René Kègle: des audiences bouleversantes pour la famille et les proches de la victime

Trois-Rivières — Tout comme cela avait été le cas pour les meurtres de Jean-Christophe Gilbert et d’Ophélie Martin-Cyr, le récit de l’assassinat de l’entrepreneur en construction Steve Lamy a révélé des détails atroces sur la façon dont les événements seraient survenus le 8 octobre 2018.

Au point d’ailleurs où des membres de la famille et des proches de Steve Lamy, présents dans la salle d’audience pour l’enquête préliminaire de René Kègle, ont été incapables de retenir leurs larmes pendant le témoignage d’une présumée complice, Noémie Morin. Leur chagrin et leur colère étaient manifestes envers le suspect.

La jeune femme, qui doit répondre à des accusations de meurtre, séquestration et extorsion par le biais de la complicité, est elle-même apparue éprouvée pendant son témoignage, ce qui a nécessité une suspension des audiences pendant quelques minutes. Disposant d’une balle anti-stress dans les mains, elle a néanmoins été en mesure de répondre aux questions du procureur de la Couronne, Me Benoît Larouche, pendant une bonne partie de la journée en dépit de sa nervosité, bien qu’elle ait dû être rappelée à l’ordre à quelques reprises parce qu’elle ne parlait pas assez fort. Durant son témoignage, on aurait pu entendre une mouche voler dans la salle d’audience. On sait qu’à la suite de sa comparution le 28 février dernier, elle avait pu reprendre sa liberté pour la durée des procédures judiciaires intentées contre elle. Elle devait entre autres compléter une thérapie à la Maison Carignan, ce qui a été fait.

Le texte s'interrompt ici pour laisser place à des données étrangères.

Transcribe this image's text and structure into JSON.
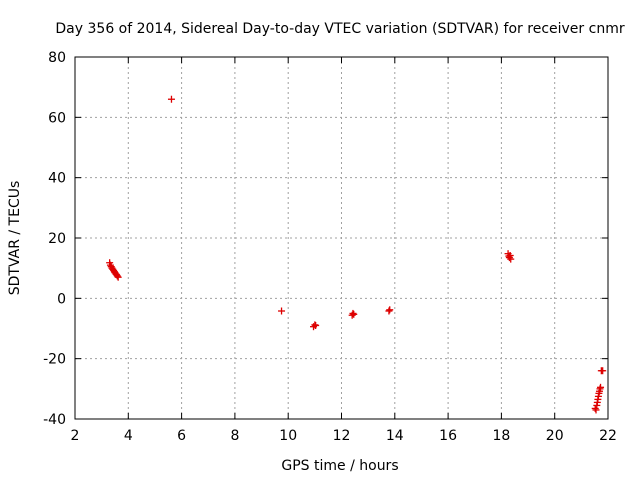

Dans le box des accusés, René Kègle n’a manifesté aucune émotion comme à son habitude, se contentant de regarder dans le vide ou d’écouter attentivement la jeune femme de 25 ans.

Celle-ci devra revenir en cour ce mercredi dans le cadre du contre-interrogatoire mené par l’avocate de la défense, Me Annie-Sophie Bédard.

Il importe de préciser que cette enquête préliminaire est frappée d’une ordonnance de non-publication. Il nous est donc impossible à ce stade des procédures de révéler le contenu de tous les témoignages et ce, afin de protéger la preuve en vue d’un procès à venir devant un jury.

Plus tôt dans la journée, Daniel Fortin, un technicien en identité judiciaire de la Sûreté du Québec, a également témoigné sur le travail qu’il a réalisé dans le cadre de cette enquête.

Rappelons que René Kègle est accusé du meurtre prémédité de Steve Lamy. Le corps de l’entrepreneur avait été retrouvé deux jours après sa disparition dans un véhicule incendié sur le chemin Bradley en même temps que celui de Jean-Christophe Gilbert.